Holiday shoppers line up at an Ugg store on Fifth avenue in midtown Manhattan, New York, U.S., on Wednesday, Dec. 21, 2011.

Photographer: Victor Blue/Bloomberg

Activist investor Marcato Capital Management sued Ugg footwear maker Deckers Outdoor Corp. to force it to hold its annual general meeting on Dec. 14 and approve its board nominees in a bid for relief from change-of-control penalties.

The San Francisco-based investor, which owns about 8.4 percent of Deckers, said last month that it plans to put forth a slate of 10 nominees to replace the company’s entire board at the annual general meeting.

Marcato said it feared Deckers, which hasn’t held an annual meeting for 13 months, might postpone it after Deckers Chairman John Gibbons expressed concerns about the prospect of a proxy fight during the winter shopping season, according to the complaint filed Monday in Delaware Chancery Court.

The investor seeks to compel the board to approve and nominate its slate of directors to alleviate the change-of-control provisions that could trigger executive payouts, as well as those related to its credit facility. The company estimates that the executive compensation portion could total as much as $36 million, according to the complaint. It might also allow lenders to accelerate repayment of about $103 million owed on the company’s credit facility, Marcato said in the suit.

‘Scorched Earth’

“The Deckers board is employing a scorched-earth defense of its position by delaying its annual meeting and refusing without basis to designate Marcato’s nominees as continuing directors before the vote,” Marcato said in a statement. “Deckers’ board must be held accountable for violating the core principles of corporate democracy by preventing shareholders from exercising their right to vote without suffering entirely avoidable, value destroying consequences.”

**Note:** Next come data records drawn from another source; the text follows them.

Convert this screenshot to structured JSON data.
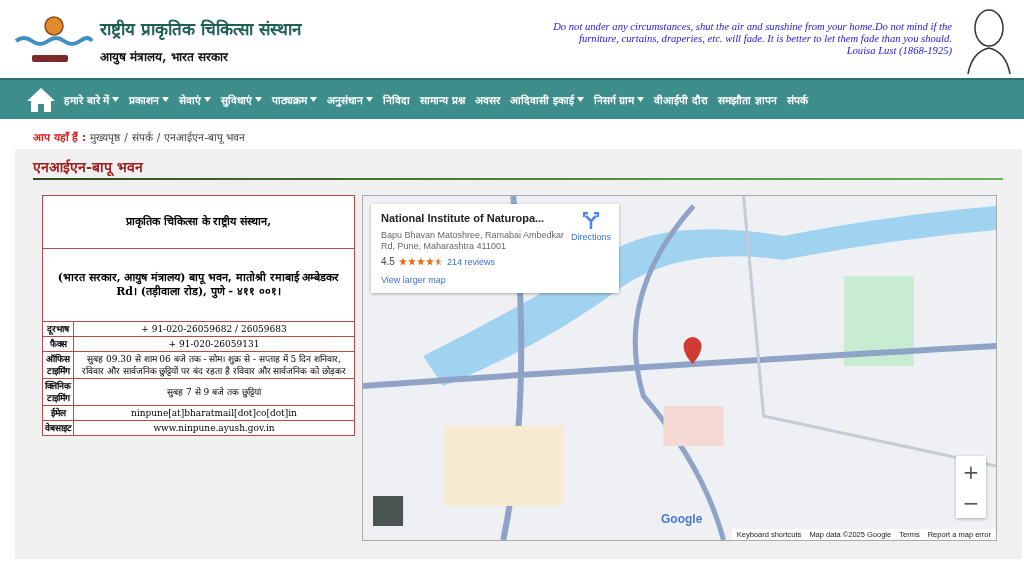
{
  "header": {
    "title": "राष्ट्रीय प्राकृतिक चिकित्सा संस्थान",
    "subtitle": "आयुष मंत्रालय, भारत सरकार",
    "quote": "Do not under any circumstances, shut the air and sunshine from your home.Do not mind if the furniture, curtains, draperies, etc. will fade. It is better to let them fade than you should.",
    "quote_author": "Louisa Lust (1868-1925)"
  },
  "nav": [
    {
      "label": "हमारे बारे में",
      "dropdown": true
    },
    {
      "label": "प्रकाशन",
      "dropdown": true
    },
    {
      "label": "सेवाएं",
      "dropdown": true
    },
    {
      "label": "सुविधाएं",
      "dropdown": true
    },
    {
      "label": "पाठ्यक्रम",
      "dropdown": true
    },
    {
      "label": "अनुसंधान",
      "dropdown": true
    },
    {
      "label": "निविदा",
      "dropdown": false
    },
    {
      "label": "सामान्य प्रश्न",
      "dropdown": false
    },
    {
      "label": "अवसर",
      "dropdown": false
    },
    {
      "label": "आदिवासी इकाई",
      "dropdown": true
    },
    {
      "label": "निसर्ग ग्राम",
      "dropdown": true
    },
    {
      "label": "वीआईपी दौरा",
      "dropdown": false
    },
    {
      "label": "समझौता ज्ञापन",
      "dropdown": false
    },
    {
      "label": "संपर्क",
      "dropdown": false
    }
  ],
  "breadcrumb": {
    "label": "आप यहाँ हैं :",
    "separator": "/",
    "items": [
      "मुख्यपृष्ठ",
      "संपर्क",
      "एनआईएन-बापू भवन"
    ]
  },
  "page_title": "एनआईएन-बापू भवन",
  "contact_table": {
    "heading": "प्राकृतिक चिकित्सा के राष्ट्रीय संस्थान,",
    "address": "(भारत सरकार, आयुष मंत्रालय) बापू भवन, मातोश्री रमाबाई अम्बेडकर Rd। (तड़ीवाला रोड), पुणे - ४११ ००१।",
    "rows": [
      {
        "label": "दूरभाष",
        "value": "+ 91-020-26059682 / 26059683"
      },
      {
        "label": "फैक्स",
        "value": "+ 91-020-26059131"
      },
      {
        "label": "ऑफिस टाइमिंग",
        "value": "सुबह 09.30 से शाम 06 बजे तक - सोम। शुक्र से - सप्ताह में 5 दिन शनिवार, रविवार और सार्वजनिक छुट्टियों पर बंद रहता है रविवार और सार्वजनिक को छोड़कर"
      },
      {
        "label": "क्लिनिक टाइमिंग",
        "value": "सुबह 7 से 9 बजे तक   छुट्टियां"
      },
      {
        "label": "ईमेल",
        "value": "ninpune[at]bharatmail[dot]co[dot]in"
      },
      {
        "label": "वेबसाइट",
        "value": "www.ninpune.ayush.gov.in"
      }
    ]
  },
  "map": {
    "card": {
      "title": "National Institute of Naturopa...",
      "address": "Bapu Bhavan Matoshree, Ramabai Ambedkar Rd, Pune, Maharashtra 411001",
      "rating": "4.5",
      "stars": 4.5,
      "reviews": "214 reviews",
      "directions": "Directions",
      "larger_map": "View larger map"
    },
    "zoom_in": "+",
    "zoom_out": "−",
    "google": "Google",
    "footer": [
      "Keyboard shortcuts",
      "Map data ©2025 Google",
      "Terms",
      "Report a map error"
    ]
  }
}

Goleta, California-based Deckers said in a statement that its annual general meeting is already scheduled for Dec. 14.

“Marcato’s lawsuit is unnecessary, a distraction from our successful transformation, and a self-serving attempt to advance its own interests at the expense of all other stockholders,” the company said.

Marcato Ultimatum

Deckers said in April that it would review a broad range of strategic alternatives, which might include a sale or another transaction. In June, Marcato issued an ultimatum to the company’s board to either sell itself at an attractive valuation or face a fight for board control. At the time, Marcato managing partner Mick McGuire said he knew of at least six other shareholders who had demanded that the company pursue a sale.

McGuire founded Marcato in 2010 with startup capital from Blackstone Group LP after leaving Bill Ackman’s firm, Pershing Square Capital Management. The fund primarily invests in small and midsize public companies and looks for ways to make them more valuable.

The case is Marcato International Master Fund Ltd. v. Gibbons, 2017-0751, Delaware Chancery Court (Wilmington).